Anger Management

I spent far too much time yesterday with a potential client whom I’ll call Melon. She’s about to leave town, but wanted immediate WordPress training (which takes 2-3 hours. I had already been warned she was on the 3-hour side of things. Again, she’s melon-like.). Of course, she wanted all of this in an hour. She also asked me what time I wanted to meet, but then argued that she had an 11am meeting, a 1-3pm meeting, and an evening event. She followed all of that with, “I just can’t be in meetings all day.” #facepalm

Now, clients don’t always know what they want/need. That’s why they hire tech-savvy folks to help them out. But this was riDONKulous. After ~4 emails and an 8-minute phone call of where I mostly listened to her “think out loud” I was ready to rip my own eyeballs out of my head. Normally, this would not have angered me so very much but it’s another example in a long line of unfair and/or discourteous practices and I’m sick of it.

Here are the things NOT to do:

  • Call a business once a day. Leave one terribly vague message and act frustrated that I haven’t called you back yet. Um, it’s summer. I could be on vacation. Besides “vague messages” are a telemarketing trick. I don’t usually return those calls anyway because it will be some creep from ~1982 wearing sweatyasspants trying to sell me an ad in the freakin’ yellow pages.
  • Call anyone ever and hang up without leaving a message. (Unless you have a mutual agreement with them that that is acceptable between the two of you.) Me: I don’t return hangups. Ever. If you need me, your better leave a message telling me WHY you are calling or WHAT you want. Otherwise, it gets prioritized below re-opening my facebook account…. And, if you hang up on my grandmother, she’ll never know you called; she doesn’t have CallerID and only uses her mobile when traveling or for emergencies.
  • Email someone asking them to call you. Um no. You call if you want to talk on the phone. You email if you want to exchange emails. Yes, there are exceptions, but making ME track YOU down for something YOU want is rude.
  • Help yourself into someone’s life. My grandmother is dealing with this right now with a (well meaning, I’m sure) neighbor who is just too insistent that he knows what she needs. I know her family resources are quite limited, but she’s is perfectly capable of selling my grandfather’s truck without his “assistance”. Oh, and his wife needs to keep her happy ass out of my grandmother’s home when she’s not invited.
  • “Think out loud” on the phone with a potential client or vendor. If you need to mull things over, do it with a peer, in front of a mirror, or while walking the dog. Don’t waste another professional’s time while you finally figure out what you think you might want.
  • Refuse to use a “click it and forget it” calendar system but then complain that you can’t make the narrow appointment time slot that you insisted upon. If I have to chase you down for that free portrait session you bought at a charity auction, your images will suffer. You’ve tainted the experience from the beginning.

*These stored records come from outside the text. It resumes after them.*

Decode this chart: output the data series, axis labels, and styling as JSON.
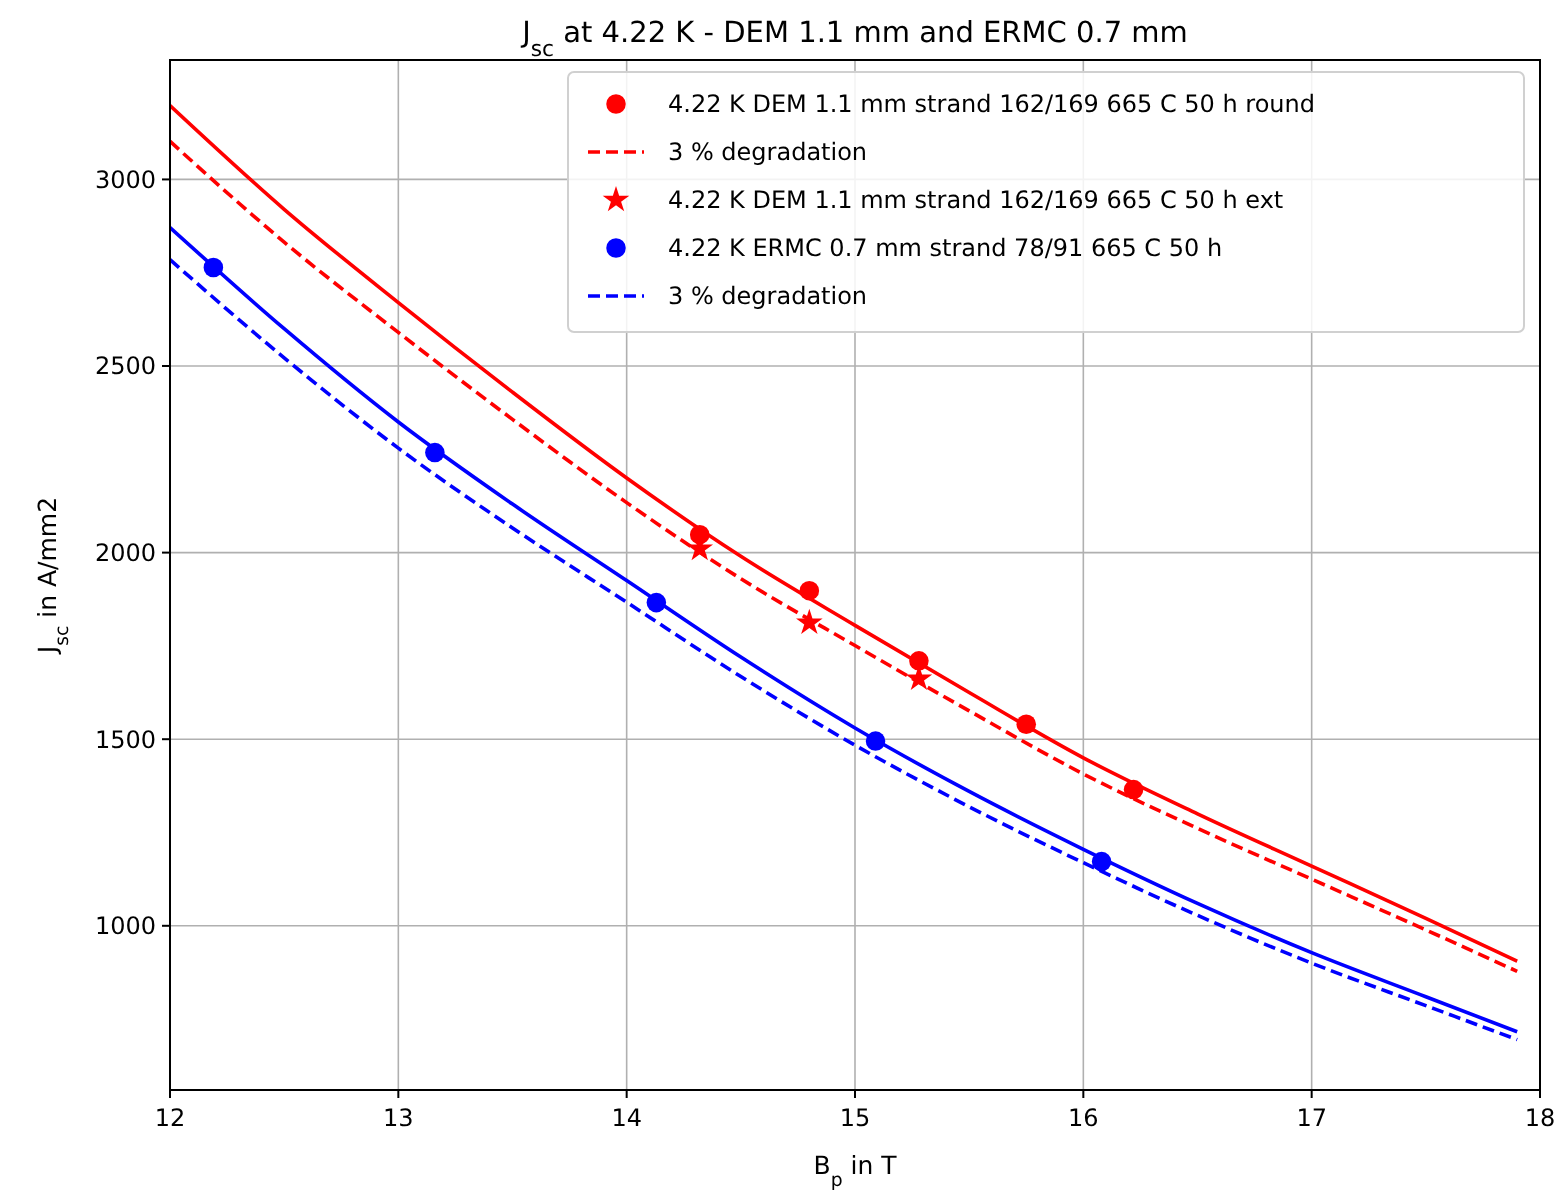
{
  "chart_data": {
    "type": "line",
    "title": "J$_{sc}$ at 4.22 K - DEM 1.1 mm and ERMC 0.7 mm",
    "xlabel": "B$_{p}$ in T",
    "ylabel": "J$_{sc}$ in A/mm2",
    "xlim": [
      12,
      18
    ],
    "xticks": [
      12,
      13,
      14,
      15,
      16,
      17,
      18
    ],
    "ylim": [
      560,
      3320
    ],
    "yticks": [
      1000,
      1500,
      2000,
      2500,
      3000
    ],
    "grid": true,
    "legend": "top right",
    "series": [
      {
        "type": "scatter",
        "name": "4.22 K DEM 1.1 mm strand 162/169 665 C 50 h round",
        "color": "#ff0000",
        "marker": "circle",
        "x": [
          14.32,
          14.8,
          15.28,
          15.75,
          16.22
        ],
        "values": [
          2048,
          1898,
          1710,
          1540,
          1365
        ]
      },
      {
        "type": "line",
        "name": "3 % degradation",
        "color": "#ff0000",
        "line_style": "dashed",
        "x": [
          12,
          12.5,
          13,
          13.5,
          14,
          14.5,
          15,
          15.5,
          16,
          16.5,
          17,
          17.5,
          17.9
        ],
        "values": [
          3102,
          2832,
          2590,
          2357,
          2134,
          1930,
          1751,
          1576,
          1407,
          1261,
          1125,
          989,
          878
        ]
      },
      {
        "type": "scatter",
        "name": "4.22 K DEM 1.1 mm strand 162/169 665 C 50 h ext",
        "color": "#ff0000",
        "marker": "star",
        "x": [
          14.32,
          14.8,
          15.28
        ],
        "values": [
          2010,
          1812,
          1662
        ]
      },
      {
        "type": "scatter",
        "name": "4.22 K ERMC 0.7 mm strand 78/91 665 C 50 h",
        "color": "#0000ff",
        "marker": "circle",
        "x": [
          12.19,
          13.16,
          14.13,
          15.09,
          16.08
        ],
        "values": [
          2764,
          2268,
          1866,
          1495,
          1172
        ]
      },
      {
        "type": "line",
        "name": "3 % degradation",
        "color": "#0000ff",
        "line_style": "dashed",
        "x": [
          12,
          12.5,
          13,
          13.5,
          14,
          14.5,
          15,
          15.5,
          16,
          16.5,
          17,
          17.5,
          17.9
        ],
        "values": [
          2785,
          2522,
          2280,
          2066,
          1867,
          1668,
          1484,
          1319,
          1169,
          1028,
          900,
          786,
          695
        ]
      },
      {
        "type": "line",
        "color": "#ff0000",
        "line_style": "solid",
        "x": [
          12,
          12.5,
          13,
          13.5,
          14,
          14.5,
          15,
          15.5,
          16,
          16.5,
          17,
          17.5,
          17.9
        ],
        "values": [
          3198,
          2920,
          2670,
          2430,
          2200,
          1990,
          1805,
          1625,
          1450,
          1300,
          1160,
          1020,
          905
        ]
      },
      {
        "type": "line",
        "color": "#0000ff",
        "line_style": "solid",
        "x": [
          12,
          12.5,
          13,
          13.5,
          14,
          14.5,
          15,
          15.5,
          16,
          16.5,
          17,
          17.5,
          17.9
        ],
        "values": [
          2871,
          2600,
          2350,
          2130,
          1925,
          1720,
          1530,
          1360,
          1205,
          1060,
          928,
          810,
          716
        ]
      }
    ]
  }
}
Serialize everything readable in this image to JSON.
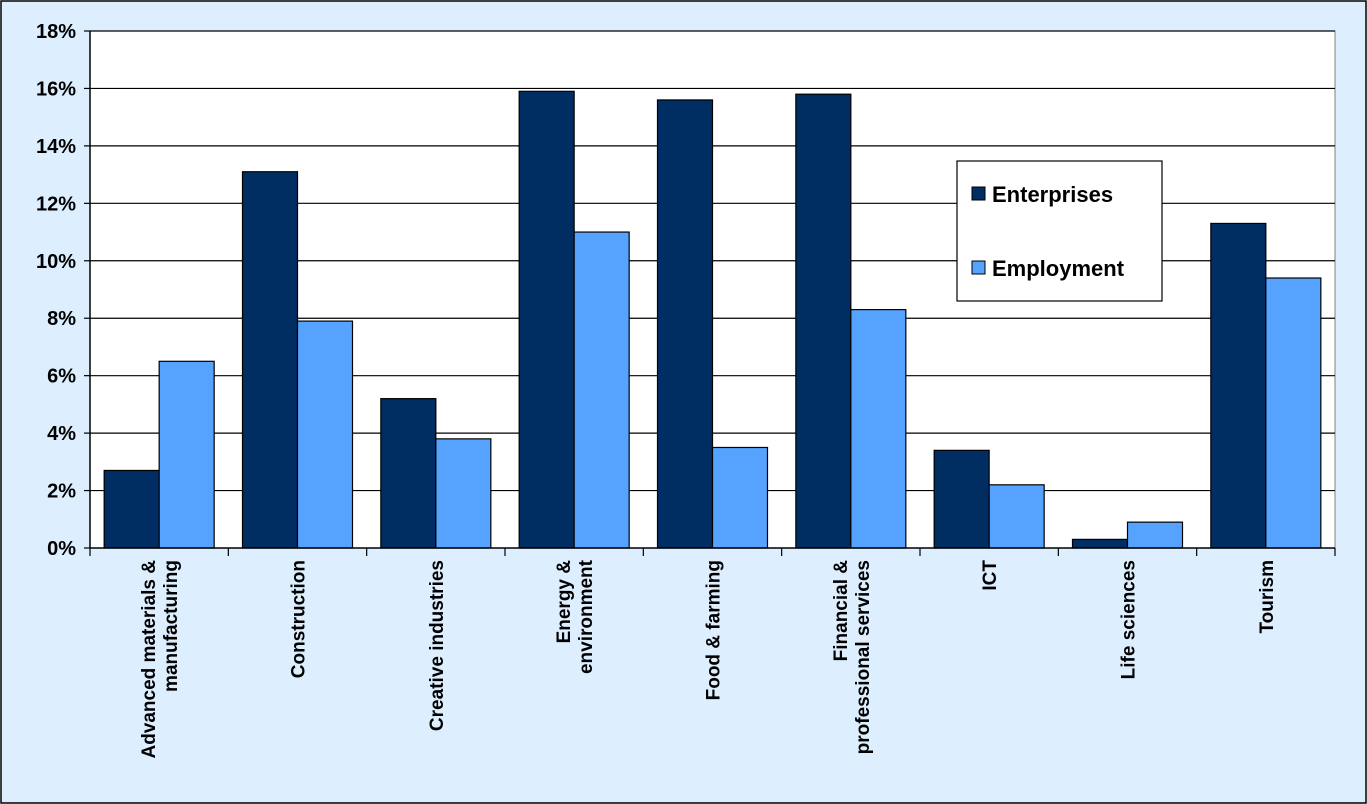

So, with all this malarky going on and some other stress, too, I get a call with some particularly bad news (which I’ll share in a password-protected post) that was a long-time coming.

Imagine my surprise when I realized I wanted to take boxing lessons! I really just want to beat up on something. And the guy who plays “musical cars” so he can keep the front-most parking spot at our building (instead of renting a personal space like the leasing office offers) is in my cross hairs. What a jerk.

I just can’t take all of this. I need people to do their part in the world. I can barely do my own stuff…I sure as hell can’t do their’s too.

As E and I plan to get away for a week, I just feel the need to beat up on something. Anyone have a vampire I can slay?

[Oh, yeah, I finally started watching Buffy. I’m about half way through Season Two.]